2.2 Métodos de Tratamento para Aterramento em Múltiplos Pontos
- Para transformadores com condutores de aterramento externos do núcleo, pode-se inserir um resistor em série no circuito de aterramento para limitar a corrente de falha—isso é apenas uma medida temporária de emergência.
- Se a falha for causada por objetos estranhos metálicos, a inspeção de levantamento da carcaça geralmente identifica o problema.
- Para falhas causadas por rebarbas ou acúmulo de pó metálico, métodos eficazes de remediação incluem impulsos de descarga de capacitor, arco AC ou técnicas de impulso de alta corrente.
3. Padrões de Qualidade para Manutenção do Núcleo do Transformador de Energia
- O núcleo deve ser plano, com revestimento de isolamento intacto, lâminas empilhadas firmemente e sem levantamento ou ondulação nas bordas. As superfícies devem estar livres de resíduos de óleo e contaminantes; não deve haver curto-circuitos entre as lâminas ou pontes; as lacunas das juntas devem atender às especificações.
- O núcleo deve manter bom isolamento dos parafusos superior/inferior, ferros quadrados, placas de pressão e placas de base.
- Deve existir uma lacuna uniforme e visível entre as placas de pressão de aço e o núcleo. As placas de pressão de isolamento devem estar intactas—sem rachaduras ou danos—e adequadamente apertadas.
- As placas de pressão de aço não devem formar um circuito fechado e devem ter exatamente um ponto de aterramento.

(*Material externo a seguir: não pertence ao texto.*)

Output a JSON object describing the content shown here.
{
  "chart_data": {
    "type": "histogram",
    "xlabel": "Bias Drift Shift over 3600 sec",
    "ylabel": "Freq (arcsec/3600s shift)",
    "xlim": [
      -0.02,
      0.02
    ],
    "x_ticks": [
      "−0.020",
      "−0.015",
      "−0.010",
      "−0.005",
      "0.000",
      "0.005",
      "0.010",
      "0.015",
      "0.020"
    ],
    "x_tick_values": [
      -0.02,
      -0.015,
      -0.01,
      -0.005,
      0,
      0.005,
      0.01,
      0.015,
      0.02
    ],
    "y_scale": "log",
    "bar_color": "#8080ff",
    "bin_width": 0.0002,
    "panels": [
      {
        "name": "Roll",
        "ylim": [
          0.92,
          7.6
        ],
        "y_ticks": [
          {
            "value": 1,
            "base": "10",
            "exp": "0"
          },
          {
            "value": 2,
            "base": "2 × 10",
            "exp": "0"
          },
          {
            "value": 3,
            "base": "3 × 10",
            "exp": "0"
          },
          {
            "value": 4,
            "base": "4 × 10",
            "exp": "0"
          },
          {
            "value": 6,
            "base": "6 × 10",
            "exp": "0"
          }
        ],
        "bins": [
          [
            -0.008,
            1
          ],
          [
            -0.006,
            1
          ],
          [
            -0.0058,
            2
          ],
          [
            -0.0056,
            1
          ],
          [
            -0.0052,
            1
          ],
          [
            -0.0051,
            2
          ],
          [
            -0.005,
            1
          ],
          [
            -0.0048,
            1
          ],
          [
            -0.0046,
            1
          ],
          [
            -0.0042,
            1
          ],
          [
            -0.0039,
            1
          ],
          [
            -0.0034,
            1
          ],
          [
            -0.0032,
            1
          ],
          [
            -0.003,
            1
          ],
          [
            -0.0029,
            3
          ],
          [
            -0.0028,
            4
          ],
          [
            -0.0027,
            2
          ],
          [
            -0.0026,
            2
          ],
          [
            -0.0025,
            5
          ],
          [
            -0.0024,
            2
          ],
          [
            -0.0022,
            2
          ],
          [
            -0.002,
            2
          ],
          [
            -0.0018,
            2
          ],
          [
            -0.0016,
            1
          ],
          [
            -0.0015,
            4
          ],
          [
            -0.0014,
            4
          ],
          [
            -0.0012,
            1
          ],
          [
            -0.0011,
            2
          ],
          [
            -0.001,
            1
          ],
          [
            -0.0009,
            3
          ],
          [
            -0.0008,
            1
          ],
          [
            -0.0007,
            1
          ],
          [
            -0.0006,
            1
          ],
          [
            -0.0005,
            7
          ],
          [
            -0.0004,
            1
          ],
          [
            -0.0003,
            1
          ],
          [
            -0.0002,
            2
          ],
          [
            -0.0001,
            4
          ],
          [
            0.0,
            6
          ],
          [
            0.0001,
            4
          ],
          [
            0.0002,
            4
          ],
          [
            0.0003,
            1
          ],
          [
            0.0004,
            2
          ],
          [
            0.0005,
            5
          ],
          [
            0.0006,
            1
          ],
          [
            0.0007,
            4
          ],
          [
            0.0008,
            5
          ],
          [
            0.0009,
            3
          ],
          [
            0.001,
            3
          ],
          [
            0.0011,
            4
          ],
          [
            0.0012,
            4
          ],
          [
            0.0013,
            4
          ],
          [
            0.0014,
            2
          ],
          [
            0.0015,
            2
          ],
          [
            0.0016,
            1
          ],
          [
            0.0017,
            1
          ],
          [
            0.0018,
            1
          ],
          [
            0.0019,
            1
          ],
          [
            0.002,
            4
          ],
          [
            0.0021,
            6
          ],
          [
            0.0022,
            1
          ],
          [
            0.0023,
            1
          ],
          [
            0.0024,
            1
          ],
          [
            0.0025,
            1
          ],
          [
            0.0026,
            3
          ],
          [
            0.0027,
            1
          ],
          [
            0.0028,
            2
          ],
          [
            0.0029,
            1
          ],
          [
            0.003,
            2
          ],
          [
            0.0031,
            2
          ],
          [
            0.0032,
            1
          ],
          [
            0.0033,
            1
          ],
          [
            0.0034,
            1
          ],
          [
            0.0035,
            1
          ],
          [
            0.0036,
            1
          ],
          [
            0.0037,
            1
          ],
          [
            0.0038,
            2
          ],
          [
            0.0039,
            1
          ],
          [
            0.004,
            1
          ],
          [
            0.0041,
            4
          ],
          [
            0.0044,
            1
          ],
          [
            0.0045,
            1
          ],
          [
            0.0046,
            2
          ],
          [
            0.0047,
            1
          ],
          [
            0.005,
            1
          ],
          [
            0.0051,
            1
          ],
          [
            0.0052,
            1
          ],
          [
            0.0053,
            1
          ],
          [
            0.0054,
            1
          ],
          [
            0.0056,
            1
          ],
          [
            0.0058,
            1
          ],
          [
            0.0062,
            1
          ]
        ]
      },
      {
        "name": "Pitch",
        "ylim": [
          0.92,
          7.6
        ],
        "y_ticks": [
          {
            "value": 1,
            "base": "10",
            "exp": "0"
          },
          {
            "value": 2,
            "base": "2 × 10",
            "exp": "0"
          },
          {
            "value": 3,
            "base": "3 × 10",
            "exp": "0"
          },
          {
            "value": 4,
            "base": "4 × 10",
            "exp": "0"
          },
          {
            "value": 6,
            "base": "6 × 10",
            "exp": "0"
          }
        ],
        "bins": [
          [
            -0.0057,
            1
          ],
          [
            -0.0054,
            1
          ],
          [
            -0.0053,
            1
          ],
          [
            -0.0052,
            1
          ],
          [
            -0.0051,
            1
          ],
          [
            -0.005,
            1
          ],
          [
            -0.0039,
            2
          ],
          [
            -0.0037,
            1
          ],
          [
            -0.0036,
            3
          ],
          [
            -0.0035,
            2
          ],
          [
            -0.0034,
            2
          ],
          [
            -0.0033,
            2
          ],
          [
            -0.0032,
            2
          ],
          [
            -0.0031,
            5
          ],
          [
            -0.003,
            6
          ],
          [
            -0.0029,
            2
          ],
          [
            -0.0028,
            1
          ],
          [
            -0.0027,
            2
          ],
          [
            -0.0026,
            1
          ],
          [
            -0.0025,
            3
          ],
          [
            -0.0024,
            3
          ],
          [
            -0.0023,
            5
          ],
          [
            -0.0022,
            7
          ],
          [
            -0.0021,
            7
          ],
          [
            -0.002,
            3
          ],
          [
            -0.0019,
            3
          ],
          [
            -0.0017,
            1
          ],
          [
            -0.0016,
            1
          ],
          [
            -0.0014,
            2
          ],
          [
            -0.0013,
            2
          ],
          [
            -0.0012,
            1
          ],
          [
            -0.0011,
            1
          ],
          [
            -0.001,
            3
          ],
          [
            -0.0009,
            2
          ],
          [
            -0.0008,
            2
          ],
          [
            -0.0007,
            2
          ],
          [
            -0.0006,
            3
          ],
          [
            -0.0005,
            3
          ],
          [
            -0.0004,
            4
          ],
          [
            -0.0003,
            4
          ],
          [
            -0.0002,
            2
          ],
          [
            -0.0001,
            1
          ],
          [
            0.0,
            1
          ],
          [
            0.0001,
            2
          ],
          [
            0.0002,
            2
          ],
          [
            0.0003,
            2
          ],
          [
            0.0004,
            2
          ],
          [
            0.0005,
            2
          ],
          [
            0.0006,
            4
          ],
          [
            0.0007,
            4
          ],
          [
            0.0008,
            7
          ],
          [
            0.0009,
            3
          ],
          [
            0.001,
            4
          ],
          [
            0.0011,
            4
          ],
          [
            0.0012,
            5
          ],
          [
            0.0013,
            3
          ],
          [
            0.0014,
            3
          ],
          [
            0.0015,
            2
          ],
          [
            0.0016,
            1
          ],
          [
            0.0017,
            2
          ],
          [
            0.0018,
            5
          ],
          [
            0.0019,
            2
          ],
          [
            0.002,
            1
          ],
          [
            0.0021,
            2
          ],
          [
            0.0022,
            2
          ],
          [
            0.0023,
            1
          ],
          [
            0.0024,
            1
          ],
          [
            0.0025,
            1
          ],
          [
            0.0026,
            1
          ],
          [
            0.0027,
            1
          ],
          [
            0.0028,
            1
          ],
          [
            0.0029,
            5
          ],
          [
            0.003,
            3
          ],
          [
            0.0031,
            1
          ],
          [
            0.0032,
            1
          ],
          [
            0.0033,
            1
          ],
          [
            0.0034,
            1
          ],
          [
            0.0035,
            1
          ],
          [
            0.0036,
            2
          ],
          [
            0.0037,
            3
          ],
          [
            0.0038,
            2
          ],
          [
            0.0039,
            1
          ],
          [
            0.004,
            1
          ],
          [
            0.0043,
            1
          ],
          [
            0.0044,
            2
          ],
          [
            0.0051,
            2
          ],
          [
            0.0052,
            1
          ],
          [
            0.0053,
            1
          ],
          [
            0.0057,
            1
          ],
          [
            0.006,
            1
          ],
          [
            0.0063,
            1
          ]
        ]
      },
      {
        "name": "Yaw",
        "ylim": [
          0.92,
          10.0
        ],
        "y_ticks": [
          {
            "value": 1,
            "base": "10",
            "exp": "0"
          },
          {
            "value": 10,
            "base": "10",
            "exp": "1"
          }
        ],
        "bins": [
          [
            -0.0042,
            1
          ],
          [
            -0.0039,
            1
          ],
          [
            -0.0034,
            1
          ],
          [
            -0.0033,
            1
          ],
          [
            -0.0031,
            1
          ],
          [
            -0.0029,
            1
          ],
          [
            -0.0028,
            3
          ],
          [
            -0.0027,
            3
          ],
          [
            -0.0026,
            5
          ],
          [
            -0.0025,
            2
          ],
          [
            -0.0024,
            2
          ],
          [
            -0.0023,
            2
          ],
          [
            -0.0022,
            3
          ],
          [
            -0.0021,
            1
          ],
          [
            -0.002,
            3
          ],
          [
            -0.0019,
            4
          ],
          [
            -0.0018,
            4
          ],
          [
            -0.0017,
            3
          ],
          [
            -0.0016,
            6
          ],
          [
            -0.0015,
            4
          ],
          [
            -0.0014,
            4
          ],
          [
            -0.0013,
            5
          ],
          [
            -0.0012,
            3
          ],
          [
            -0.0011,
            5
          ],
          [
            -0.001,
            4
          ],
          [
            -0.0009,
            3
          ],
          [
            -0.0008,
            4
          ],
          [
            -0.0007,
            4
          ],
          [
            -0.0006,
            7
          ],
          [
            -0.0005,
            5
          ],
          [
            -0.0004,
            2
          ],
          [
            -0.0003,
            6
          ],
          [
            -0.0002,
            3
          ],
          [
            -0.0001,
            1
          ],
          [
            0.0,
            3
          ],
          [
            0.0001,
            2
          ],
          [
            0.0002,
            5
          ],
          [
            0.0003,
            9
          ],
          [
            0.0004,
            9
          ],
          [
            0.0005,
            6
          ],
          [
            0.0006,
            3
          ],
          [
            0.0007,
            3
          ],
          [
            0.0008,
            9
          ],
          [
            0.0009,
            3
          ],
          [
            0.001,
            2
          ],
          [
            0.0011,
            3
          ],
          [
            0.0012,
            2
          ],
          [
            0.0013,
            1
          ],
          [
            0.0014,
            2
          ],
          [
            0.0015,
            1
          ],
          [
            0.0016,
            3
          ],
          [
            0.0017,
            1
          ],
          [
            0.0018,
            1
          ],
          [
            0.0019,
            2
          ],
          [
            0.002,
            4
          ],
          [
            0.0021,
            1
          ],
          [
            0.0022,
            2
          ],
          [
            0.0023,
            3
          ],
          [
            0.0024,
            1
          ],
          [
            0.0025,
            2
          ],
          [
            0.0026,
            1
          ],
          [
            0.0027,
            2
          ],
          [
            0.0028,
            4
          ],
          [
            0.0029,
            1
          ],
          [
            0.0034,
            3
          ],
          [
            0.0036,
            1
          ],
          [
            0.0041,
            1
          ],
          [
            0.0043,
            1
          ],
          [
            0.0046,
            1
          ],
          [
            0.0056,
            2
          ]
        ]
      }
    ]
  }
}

- Após desconectar a ligação entre o parafuso superior e o núcleo, e entre a placa de pressão de aço e o parafuso superior, meça a resistência de isolamento entre o núcleo/parafusos e o núcleo/placas de pressão. Os resultados devem mostrar nenhuma mudança significativa em comparação com os dados históricos.
- Os parafusos devem estar apertados; os parafusos de pressão positiva/negativa e as porcas de travamento nos parafusos devem estar seguros, em bom contato com as arruelas de isolamento e sem sinais de descarga ou queimadura. Os parafusos negativos devem manter uma distância suficiente do parafuso superior.
- Os parafusos transversais do núcleo devem estar apertados, com resistência de isolamento consistente com os resultados de testes históricos.
- Os canais de óleo devem estar desobstruídos; os espaçadores de canais de óleo devem estar arrumados de forma organizada, sem cair ou bloquear o fluxo.
- O núcleo deve ter apenas um ponto de aterramento. A tira de aterramento deve ser feita de cobre púrpura, com 0,5 mm de espessura e ≥30 mm de largura, inserida em 3–4 lâminas do núcleo. Para transformadores grandes, a profundidade de inserção deve ser ≥80 mm. As partes expostas devem ser isoladas para evitar curto-circuitos no núcleo.
- A estrutura de aterramento deve ser mecânica robusta, bem isolada, não formar um circuito fechado e não entrar em contato com o núcleo.
- O isolamento deve ser sólido e o aterramento confiável.